Can I Contribute to a Roth IRA and HSA in the Same Year?

Many people often wonder whether they can contribute to both a Roth IRA and an HSA in the same year. The good news is that in most cases, you can contribute to both accounts simultaneously.

A Roth IRA is a retirement savings account that allows you to save for retirement with after-tax dollars, and withdrawals in retirement are typically tax-free. On the other hand, an HSA (Health Savings Account) is a tax-advantaged account that allows you to save money for medical expenses if you have a high-deductible health plan.

Here are some key points to consider when deciding whether to contribute to both a Roth IRA and an HSA in the same year:

  • You can contribute to both a Roth IRA and an HSA if you meet the eligibility criteria for each account.
  • Contribution limits apply to both accounts, so make sure you do not exceed the annual limits for each.
  • Contributions to a Roth IRA are not tax-deductible, but qualified withdrawals in retirement are tax-free.
  • Contributions to an HSA are tax-deductible and withdrawals for qualified medical expenses are tax-free.
  • Both accounts offer valuable tax benefits, so maximizing contributions to both can help you save for both retirement and medical expenses.

Overall, contributing to both a Roth IRA and an HSA in the same year can be a smart financial move, as it allows you to save for both retirement and medical expenses in a tax-advantaged manner.

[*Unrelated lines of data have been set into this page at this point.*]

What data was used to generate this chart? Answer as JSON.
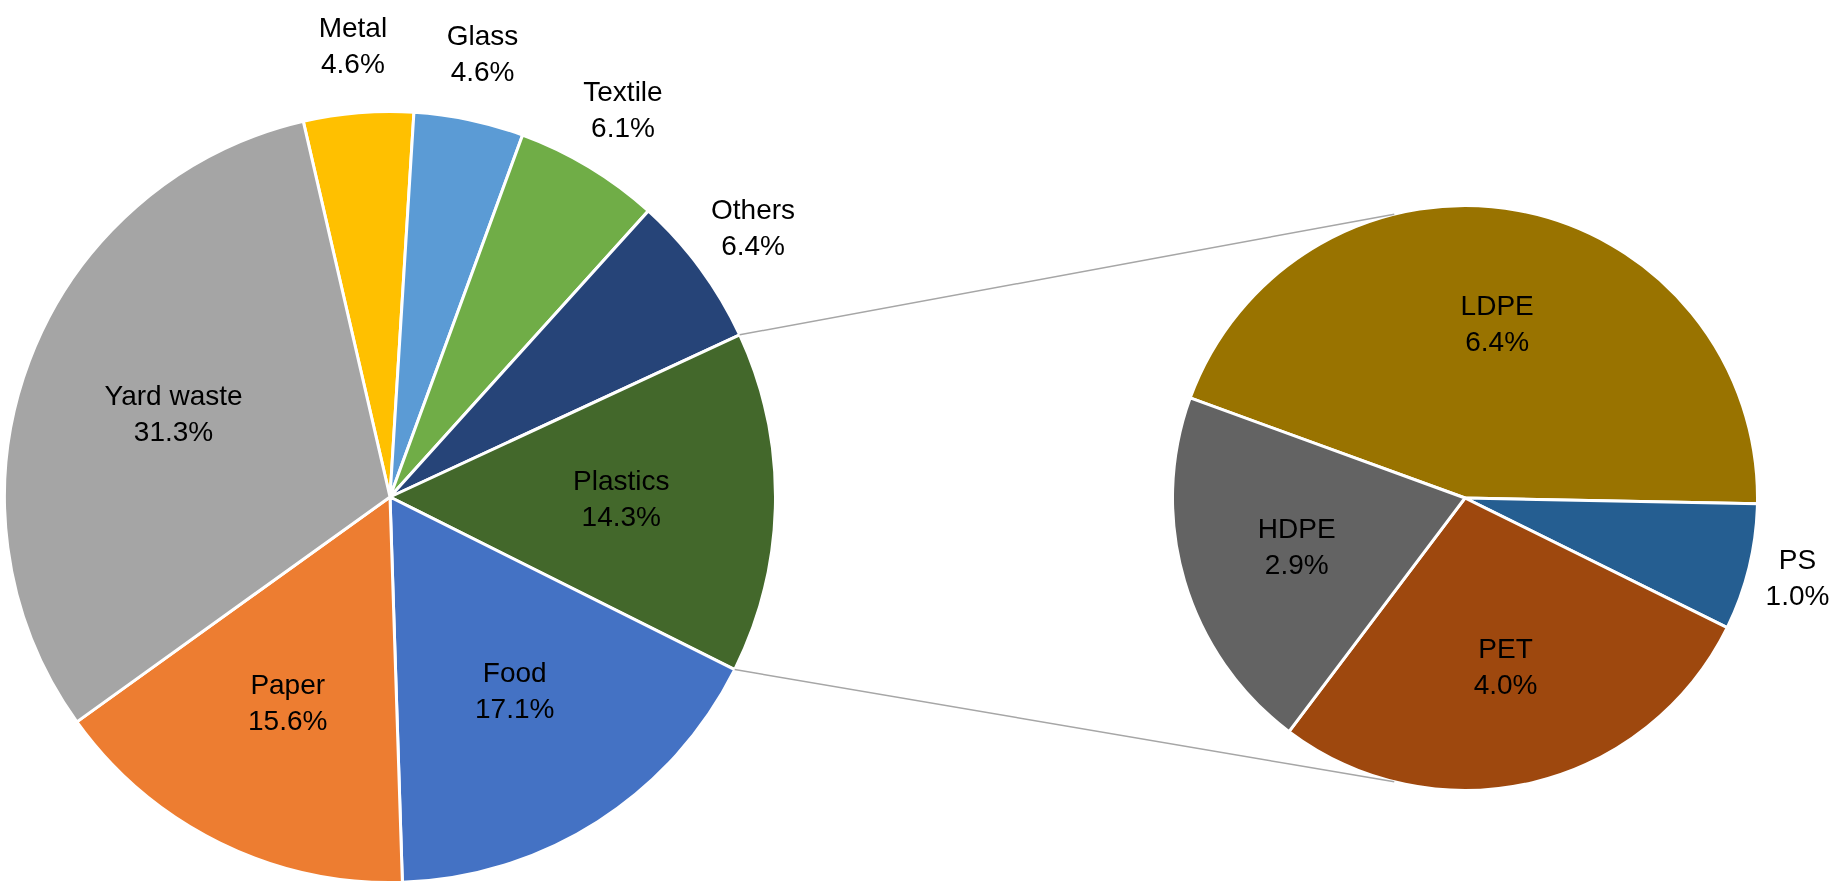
{
  "chart_data": [
    {
      "type": "pie",
      "categories": [
        "Metal",
        "Glass",
        "Textile",
        "Others",
        "Plastics",
        "Food",
        "Paper",
        "Yard waste"
      ],
      "values": [
        4.6,
        4.6,
        6.1,
        6.4,
        14.3,
        17.1,
        15.6,
        31.3
      ],
      "colors": [
        "#ffc000",
        "#5b9bd5",
        "#70ad47",
        "#264478",
        "#43682b",
        "#4472c4",
        "#ed7d31",
        "#a5a5a5"
      ],
      "value_labels": [
        "4.6%",
        "4.6%",
        "6.1%",
        "6.4%",
        "14.3%",
        "17.1%",
        "15.6%",
        "31.3%"
      ]
    },
    {
      "type": "pie",
      "categories": [
        "LDPE",
        "PS",
        "PET",
        "HDPE"
      ],
      "values": [
        6.4,
        1.0,
        4.0,
        2.9
      ],
      "colors": [
        "#997300",
        "#255e91",
        "#9e480e",
        "#636363"
      ],
      "value_labels": [
        "6.4%",
        "1.0%",
        "4.0%",
        "2.9%"
      ]
    }
  ]
}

Many individuals find themselves questioning if they can contribute to both a Roth IRA and an HSA within the same calendar year. Great news: typically, you can indeed make contributions to both accounts simultaneously!

A Roth IRA is essentially a retirement savings option that allows individuals to save money using after-tax dollars, with the perk that withdrawals during retirement are generally tax-free. Conversely, a Health Savings Account (HSA) is designed to let users set aside pre-tax money specifically for qualified medical expenses if they have a high-deductible health plan.

Here are some essential factors to keep in mind when contemplating contributions to both a Roth IRA and an HSA in the same year:

  • If you meet the eligibility criteria for each account, you can indeed contribute to both a Roth IRA and an HSA.
  • Be aware of the contribution limits for each account; it's crucial not to exceed the annual limits.
  • While contributions to a Roth IRA are not tax-deductible, the withdrawals made during retirement are exempt from taxes.
  • On the flip side, HSA contributions are tax-deductible, and any withdrawals made for qualified medical expenses are tax-free.
  • Both accounts provide significant tax advantages, and maximizing contributions to both can be instrumental in saving for future healthcare costs and retirement.

In summary, deciding to contribute to both a Roth IRA and an HSA in the same year can be a savvy financial strategy, enabling you to effectively bolster your savings for retirement and medical expenses in a tax-advantaged way.